During the eighteenth century, Rationalism rejected those things that reason could not understand.  The very idea of sin was dismissed and theologians rejected the idea that a pastor could speak absolution in Christ’s place and stead.  It was in this environment that regions of Germany began to abolish private confession altogether.

The practice of nineteenth century German Lutheranism that immigrants brought with them when the LCMS was founded involved announcement to the pastor during the week (often Friday) and then attendance at a confessional service on Saturday before receiving the Sacrament on Sunday.  It must be recognized that at this time, the Sacrament of the Altar was often only celebrated four times a year.

Private confession never completely disappeared from German Lutheranism, even if it became rare. During the nineteenth century in Bavaria, the pastor Wilhelm Loehe worked to re-establish the use of private confession alongside of general confession.  Many of the pastors who helped found the Lutheran Church – Missouri Synod were trained and sent by Loehe.  LCMS pastors continued to defend the practice of private confession against those shaped by American Protestantism and also against charges that it was “Roman Catholic.” 

Beginning around the middle of the twentieth century the practice of announcing for communion along with the confessional service in preparation for receiving the Sacrament began to diminish and eventually disappeared in most areas.  Instead, the general confession at the beginning of the Divine Service became the sole form of confession before reception of the Sacrament.   The low tide of private confession in the LCMS began in 1943 when the synodical catechism did not even include Luther’s “Short Form of Confession” (nor was there a rite for private confession in The Lutheran Hymnal of 1941).  There was no guidance about what the practice of private confession looked like.

However, things began to change in 1969 when the Worship Supplement provided a rite of private confession that was modeled on Luther’s “Short Form of Confession.”  Lutheran Worship (1982) then included a rite of private confession based on Luther’s “Short Form of Confession.” This "Short Form of Confession" was again included in the 1986 synodical translation of Luther’s Small Catechism, and appeared in the 1991 synodical explanation of the Small Catechism.  The Rite of Individual Confession and Absolution based on the Luther’s “Short Form of Confession,” is also included in our current hymnal Lutheran Service Book (pg. 292). These resources have been used by pastors in the effort to renew the practice of private confession in the LCMS during the last thirty five years.  Many pastors today make regular confession to another area pastor and receive absolution.
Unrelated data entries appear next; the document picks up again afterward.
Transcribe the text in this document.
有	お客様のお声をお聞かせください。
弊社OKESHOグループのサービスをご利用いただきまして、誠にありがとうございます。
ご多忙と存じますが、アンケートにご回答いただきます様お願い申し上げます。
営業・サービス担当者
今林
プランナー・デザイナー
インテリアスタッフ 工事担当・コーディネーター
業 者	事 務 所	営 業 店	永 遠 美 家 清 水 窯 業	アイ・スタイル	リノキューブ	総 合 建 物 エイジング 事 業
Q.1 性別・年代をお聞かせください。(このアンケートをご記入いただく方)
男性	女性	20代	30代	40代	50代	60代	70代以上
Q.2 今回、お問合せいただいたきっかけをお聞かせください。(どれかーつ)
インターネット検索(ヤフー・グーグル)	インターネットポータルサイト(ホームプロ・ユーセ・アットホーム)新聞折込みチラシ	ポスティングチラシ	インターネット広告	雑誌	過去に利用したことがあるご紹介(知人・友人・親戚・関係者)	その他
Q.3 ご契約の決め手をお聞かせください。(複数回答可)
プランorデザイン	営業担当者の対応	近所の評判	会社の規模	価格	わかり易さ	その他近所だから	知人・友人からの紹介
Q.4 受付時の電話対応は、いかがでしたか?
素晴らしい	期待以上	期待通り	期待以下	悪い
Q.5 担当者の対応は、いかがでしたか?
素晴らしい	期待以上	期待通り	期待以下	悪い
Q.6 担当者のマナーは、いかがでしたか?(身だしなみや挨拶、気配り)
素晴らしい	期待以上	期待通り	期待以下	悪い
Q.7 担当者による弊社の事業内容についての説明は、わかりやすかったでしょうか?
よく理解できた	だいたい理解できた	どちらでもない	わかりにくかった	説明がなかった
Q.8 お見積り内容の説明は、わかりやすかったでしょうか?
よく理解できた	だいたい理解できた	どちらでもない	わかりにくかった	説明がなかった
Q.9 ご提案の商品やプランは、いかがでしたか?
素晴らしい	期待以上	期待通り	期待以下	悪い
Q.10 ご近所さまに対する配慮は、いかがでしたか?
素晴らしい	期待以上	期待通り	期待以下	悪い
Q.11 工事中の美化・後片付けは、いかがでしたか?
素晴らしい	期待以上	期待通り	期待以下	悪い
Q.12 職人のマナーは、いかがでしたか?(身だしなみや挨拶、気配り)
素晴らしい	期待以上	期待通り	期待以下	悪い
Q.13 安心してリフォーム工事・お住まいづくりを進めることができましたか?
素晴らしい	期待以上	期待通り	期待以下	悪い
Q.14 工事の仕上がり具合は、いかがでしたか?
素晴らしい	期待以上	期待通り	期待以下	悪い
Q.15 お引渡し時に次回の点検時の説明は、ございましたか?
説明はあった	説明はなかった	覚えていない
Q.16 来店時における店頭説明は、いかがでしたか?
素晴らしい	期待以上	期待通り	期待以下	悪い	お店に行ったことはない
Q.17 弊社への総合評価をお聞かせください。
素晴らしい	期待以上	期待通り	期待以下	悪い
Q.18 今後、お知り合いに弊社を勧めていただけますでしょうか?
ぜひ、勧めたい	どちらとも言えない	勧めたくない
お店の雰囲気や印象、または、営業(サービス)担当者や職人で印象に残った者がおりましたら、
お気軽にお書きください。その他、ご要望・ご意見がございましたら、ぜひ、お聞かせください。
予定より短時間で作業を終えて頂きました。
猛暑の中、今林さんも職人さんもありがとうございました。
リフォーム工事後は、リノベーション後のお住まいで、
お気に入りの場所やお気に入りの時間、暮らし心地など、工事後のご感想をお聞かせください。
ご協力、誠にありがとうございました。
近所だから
Lutherans have retained private confession and absolution because it is a uniquely comforting means of receiving the Gospel.  As the Apology of the Augsburg Confession puts it: 

It is well known that we have so explained and extolled the benefit of absolution and the power of the keys that many troubled consciences have received consolation from our teaching. They have heard that it is a command of God—indeed, the very voice of the gospel—so that we may believe the absolution and regard as certain that the forgiveness of sins is given to us freely on account of Christ and that we should maintain that we are truly reconciled to God by this faith. (Ap. XI.2).